組織の方針や目標は、命令系統を通じて上司から伝えられます。方針を部下に伝え、自ら責任を持って、部下とともに目標を達成するのが監督者の仕事です。そのためには監督者は、組織の方針が公益の実現にどうつながっているのかを理解して、方針の精神や意味を十分自覚しておくことが必要です。

たとえば、上司からの指示が自分の意見と食い違うような場合には、自らの意見を上司に対して率直に述べ、組織の方針と上司の指示の関係を理解することが大切です。上司の指示に疑問を持っているのに、単に上司の指示だからとそのまま部下に命令するだけでは、組織として一体となった業務遂行は困難です。

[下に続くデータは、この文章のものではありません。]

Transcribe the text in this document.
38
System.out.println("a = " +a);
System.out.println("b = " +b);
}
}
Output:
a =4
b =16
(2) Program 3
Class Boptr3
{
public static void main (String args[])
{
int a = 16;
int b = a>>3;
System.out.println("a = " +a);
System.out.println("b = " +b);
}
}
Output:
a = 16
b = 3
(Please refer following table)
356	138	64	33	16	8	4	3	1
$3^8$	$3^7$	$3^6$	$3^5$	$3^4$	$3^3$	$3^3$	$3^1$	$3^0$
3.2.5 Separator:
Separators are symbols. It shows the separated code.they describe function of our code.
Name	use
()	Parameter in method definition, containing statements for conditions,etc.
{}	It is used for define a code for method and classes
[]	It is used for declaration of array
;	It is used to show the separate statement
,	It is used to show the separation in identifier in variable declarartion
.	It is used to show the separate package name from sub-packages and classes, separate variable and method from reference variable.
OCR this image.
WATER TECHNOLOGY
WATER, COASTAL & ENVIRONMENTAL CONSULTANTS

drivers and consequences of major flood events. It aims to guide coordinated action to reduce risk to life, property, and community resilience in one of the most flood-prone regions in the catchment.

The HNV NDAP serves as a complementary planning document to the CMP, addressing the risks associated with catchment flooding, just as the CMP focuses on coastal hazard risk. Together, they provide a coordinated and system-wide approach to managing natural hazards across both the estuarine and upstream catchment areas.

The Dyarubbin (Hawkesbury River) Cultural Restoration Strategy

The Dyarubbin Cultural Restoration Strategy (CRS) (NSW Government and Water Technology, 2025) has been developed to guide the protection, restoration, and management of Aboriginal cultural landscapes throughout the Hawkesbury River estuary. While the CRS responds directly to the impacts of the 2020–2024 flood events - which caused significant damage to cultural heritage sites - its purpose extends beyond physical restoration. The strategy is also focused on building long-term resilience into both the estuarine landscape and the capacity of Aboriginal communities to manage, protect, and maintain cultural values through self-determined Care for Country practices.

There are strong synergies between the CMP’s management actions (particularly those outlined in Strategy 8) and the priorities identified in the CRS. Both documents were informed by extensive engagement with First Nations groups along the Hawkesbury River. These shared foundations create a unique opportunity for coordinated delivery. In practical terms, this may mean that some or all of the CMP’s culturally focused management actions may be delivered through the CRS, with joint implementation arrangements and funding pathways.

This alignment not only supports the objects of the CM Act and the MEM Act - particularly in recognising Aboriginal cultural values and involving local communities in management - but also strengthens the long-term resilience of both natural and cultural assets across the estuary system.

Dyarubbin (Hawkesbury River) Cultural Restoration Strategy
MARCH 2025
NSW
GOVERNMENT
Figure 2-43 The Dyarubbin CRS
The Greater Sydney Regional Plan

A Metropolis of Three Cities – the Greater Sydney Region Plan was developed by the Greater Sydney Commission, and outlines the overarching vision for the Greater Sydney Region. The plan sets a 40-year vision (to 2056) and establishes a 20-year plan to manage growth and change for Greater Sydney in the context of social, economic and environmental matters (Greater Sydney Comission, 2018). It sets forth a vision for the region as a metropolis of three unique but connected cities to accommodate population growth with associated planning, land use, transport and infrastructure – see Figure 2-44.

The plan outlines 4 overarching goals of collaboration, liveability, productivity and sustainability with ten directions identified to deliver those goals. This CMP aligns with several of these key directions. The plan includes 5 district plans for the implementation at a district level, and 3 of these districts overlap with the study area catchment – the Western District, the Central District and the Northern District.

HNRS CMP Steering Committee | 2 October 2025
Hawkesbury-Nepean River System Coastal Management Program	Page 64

なお、近年、その専門性を活かして、単独で責任をもって仕事を行う専門職の職員が増えてきています。専門職の場合、自らの職務と組織の目標とのつながりが見えにくいことがありますが、それ故に、ラインに属する監督者以上に組織の方針を理解して、業務を遂行することが求められます。

 

2 上司に対して、適時、適切に仕事の報告・相談をすること

 

所管業務のポイントを上司が知らないというのは問題であり、部下である監督者の責任です。仕事の進捗状況は適時、簡潔に上司に報告し、また、新しい計画を立てる必要が生じたり、障害が生じた場合には、上司に相談してその指示を受けるようにしなければなりません。上司には、常に自分の仕事の状況を知らせ、上司が適切に判断できるようにしておくことが大切です。

 

3 上司に対して意見や提言を述べること

 

上司の主要な仕事は「判断する」ことです。上司の適切な判断に基づく指示があって、はじめて業務は効果的・効率的に遂行されます。上司は部下の情報などに基づき判断するわけですが、上司自らの考えだけに基づく判断よりは、より現場に近く、個々の業務の状況をつかんでいる監督者である部下の意見や提言も踏まえて判断した方が、より適切な判断を下すことができます。したがって、事実としての情報のみならず、建設的な意見や提言を積極的に述べることが大切です。

 

4 仕事の内容や現況について、いつでも上司の質問に答えられること

 

上司に呼ばれ、仕事について質問されたときに、いちいち担当の部下を呼んで聞かなければならないようでは、上司は監督者に十分な信頼をおくことができません。担当する仕事の概要と進捗状況は、常に把握し、いつでも説明ができるようにしておかなければなりません。

 

5 仕事の結果について、責任を負うこと

 

部下に命じてやらせた仕事であっても、実施結果に関する責任は監督者にあります。仕事に誤りがあった場合に、部下に責任をなすりつけて、言い訳をするような監督者であってはなりません。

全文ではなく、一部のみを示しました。